Well for one this might sound silly but it's an automatic. I was forced to buy on as my first car. I would just prefer to drive a manual. But as for stuff being wrong, it isn't shifting into higher gears. Like it'll shift normally the first time but after that, it'll just keep going up in rpm's and not shift at all. We changed the speed sensor on it and it shifted perfect for a week or so and after that it went back to not shifting. My battery just went completely dead and I'm getting a new one this weekend. Is it possible that the bad battery was causing it to not shift? Also it shifts really hard sometimes.


Thanks smoker
 
130k. The transmission looks like it has some sort of foam around it. Maybe it was rebuilt and the person did a poor job? I rushed into it because I wanted a car. Stupid mistake, yes, but I don't plan on doing it again.
 
130k. The transmission looks like it has some sort of foam around it. Maybe it was rebuilt and the person did a poor job? I rushed into it because I wanted a car. Stupid mistake, yes, but I don't plan on doing it again.

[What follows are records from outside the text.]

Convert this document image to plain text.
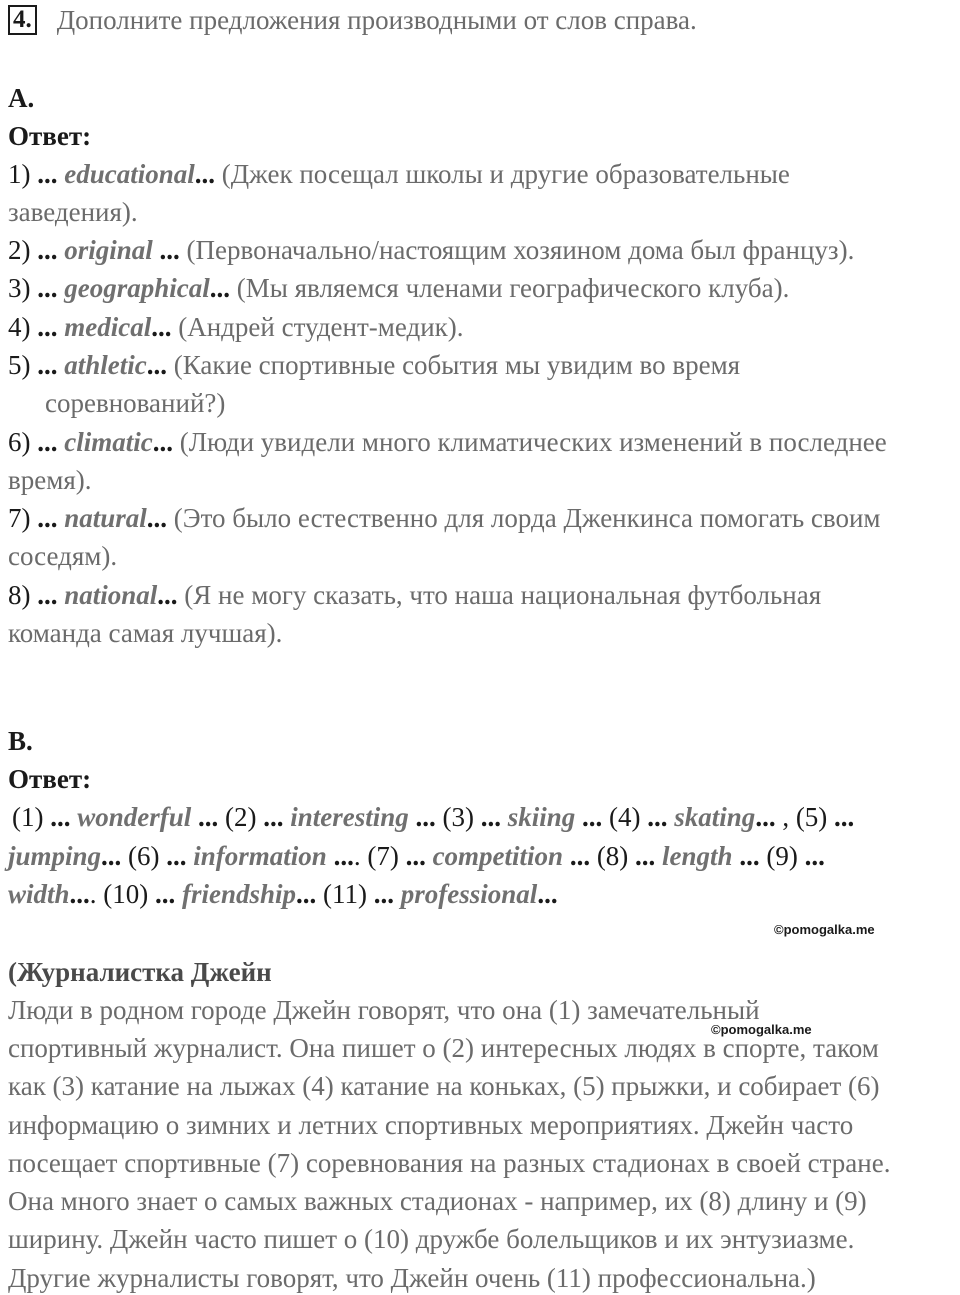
4. Дополните предложения производными от слов справа.
A.
Ответ:
1) ... educational... (Джек посещал школы и другие образовательные
заведения).
2) ... original ... (Первоначально/настоящим хозяином дома был француз).
3) ... geographical... (Мы являемся членами географического клуба).
4) ... medical... (Андрей студент-медик).
5) ... athletic... (Какие спортивные события мы увидим во время
соревнований?)
6) ... climatic... (Люди увидели много климатических изменений в последнее
время).
7) ... natural... (Это было естественно для лорда Дженкинса помогать своим
соседям).
8) ... national... (Я не могу сказать, что наша национальная футбольная
команда самая лучшая).
B.
Ответ:
(1) ... wonderful ... (2) ... interesting ... (3) ... skiing ... (4) ... skating... , (5) ...
jumping... (6) ... information .... (7) ... competition ... (8) ... length ... (9) ...
width.... (10) ... friendship... (11) ... professional...
©pomogalka.me
(Журналистка Джейн
Люди в родном городе Джейн говорят, что она (1) замечательный
©pomogalka.me
спортивный журналист. Она пишет о (2) интересных людях в спорте, таком
как (3) катание на лыжах (4) катание на коньках, (5) прыжки, и собирает (6)
информацию о зимних и летних спортивных мероприятиях. Джейн часто
посещает спортивные (7) соревнования на разных стадионах в своей стране.
Она много знает о самых важных стадионах - например, их (8) длину и (9)
ширину. Джейн часто пишет о (10) дружбе болельщиков и их энтузиазме.
Другие журналисты говорят, что Джейн очень (11) профессиональна.)
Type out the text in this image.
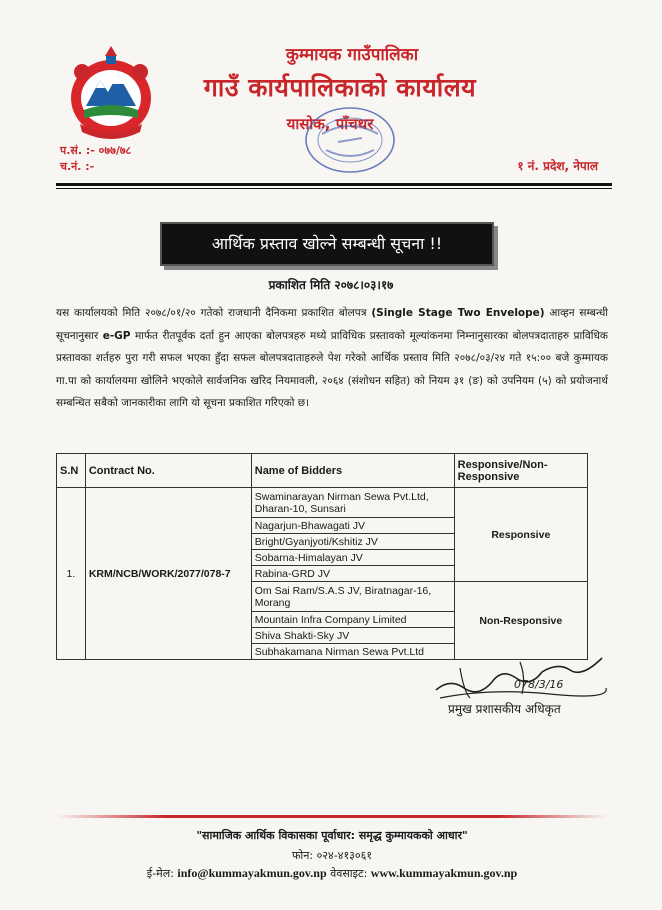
कुम्मायक गाउँपालिका
गाउँ कार्यपालिकाको कार्यालय
यासोक, पाँचथर
प.सं. :- ०७७/७८
च.नं. :-	१ नं. प्रदेश, नेपाल
आर्थिक प्रस्ताव खोल्ने सम्बन्धी सूचना !!
प्रकाशित मिति २०७८।०३।१७
यस कार्यालयको मिति २०७८/०१/२० गतेको राजधानी दैनिकमा प्रकाशित बोलपत्र (Single Stage Two Envelope) आव्हन सम्बन्धी सूचनानुसार e-GP मार्फत रीतपूर्वक दर्ता हुन आएका बोलपत्रहरु मध्ये प्राविधिक प्रस्तावको मूल्यांकनमा निम्नानुसारका बोलपत्रदाताहरु प्राविधिक प्रस्तावका शर्तहरु पुरा गरी सफल भएका हुँदा सफल बोलपत्रदाताहरुले पेश गरेको आर्थिक प्रस्ताव मिति २०७८/०३/२४ गते १५:०० बजे कुम्मायक गा.पा को कार्यालयमा खोलिने भएकोले सार्वजनिक खरिद नियमावली, २०६४ (संशोधन सहित) को नियम ३१ (ङ) को उपनियम (५) को प्रयोजनार्थ सम्बन्धित सबैको जानकारीका लागि यो सूचना प्रकाशित गरिएको छ।
S.N	Contract No.	Name of Bidders	Responsive/Non-Responsive
1.	KRM/NCB/WORK/2077/078-7	Swaminarayan Nirman Sewa Pvt.Ltd, Dharan-10, Sunsari	Responsive
		Nagarjun-Bhawagati JV	
		Bright/Gyanjyoti/Kshitiz JV	
		Sobarna-Himalayan JV	
		Rabina-GRD JV	
		Om Sai Ram/S.A.S JV, Biratnagar-16, Morang	Non-Responsive
		Mountain Infra Company Limited	
		Shiva Shakti-Sky JV	
		Subhakamana Nirman Sewa Pvt.Ltd	
078/3/16
प्रमुख प्रशासकीय अधिकृत
"सामाजिक आर्थिक विकासका पूर्वाधार: समृद्ध कुम्मायकको आधार"
फोन: ०२४-४१३०६१
ई-मेल: info@kummayakmun.gov.np वेवसाइट: www.kummayakmun.gov.np
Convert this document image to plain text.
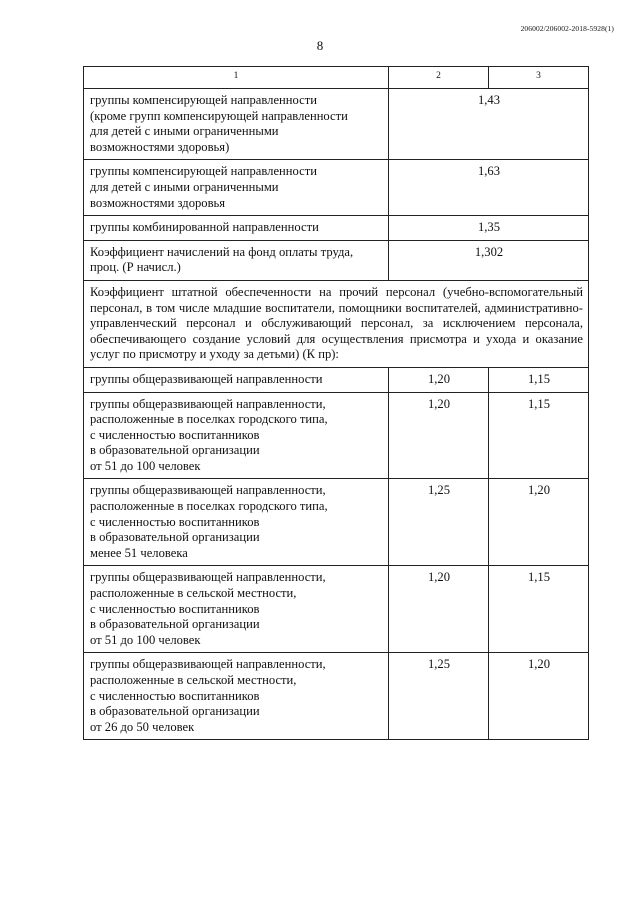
206002/206002-2018-5928(1)
8
1	2	3

группы компенсирующей направленности
(кроме групп компенсирующей направленности
для детей с иными ограниченными
возможностями здоровья)	1,43	

группы компенсирующей направленности
для детей с иными ограниченными
возможностями здоровья	1,63	

группы комбинированной направленности	1,35	

Коэффициент начислений на фонд оплаты труда,
проц. (Р начисл.)	1,302	
Коэффициент штатной обеспеченности на прочий персонал (учебно-вспомогательный персонал, в том числе младшие воспитатели, помощники воспитателей, административно-управленческий персонал и обслуживающий персонал, за исключением персонала, обеспечивающего создание условий для осуществления присмотра и ухода и оказание услуг по присмотру и уходу за детьми) (К пр):		

группы общеразвивающей направленности	1,20	1,15

группы общеразвивающей направленности,
расположенные в поселках городского типа,
с численностью воспитанников
в образовательной организации
от 51 до 100 человек	1,20	1,15

группы общеразвивающей направленности,
расположенные в поселках городского типа,
с численностью воспитанников
в образовательной организации
менее 51 человека	1,25	1,20

группы общеразвивающей направленности,
расположенные в сельской местности,
с численностью воспитанников
в образовательной организации
от 51 до 100 человек	1,20	1,15

группы общеразвивающей направленности,
расположенные в сельской местности,
с численностью воспитанников
в образовательной организации
от 26 до 50 человек	1,25	1,20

well, not that yours is making boatloads of power like mine is or anything, but my trans took a shit at 131k :rolleyes:

im not expert on auto trans though. nor was this thread about your auto trans issue.
 
So is it a possibility that because the battery was so bad that the computer was messed up and causing that? Again, I'm very new so correct me if I'm wrong or sound stupid. I did a number of searches and it was said that my input/output speed censor could be bad or it could be a bad solenoid. The solenoid hasn't been changed yet though.

well, not that yours is making boatloads of power like mine is or anything, but my trans took a shit at 131k :rolleyes:

im not expert on auto trans though. nor was this thread about your auto trans issue.

So I should just go ahead and post a thread asking for auto trans help?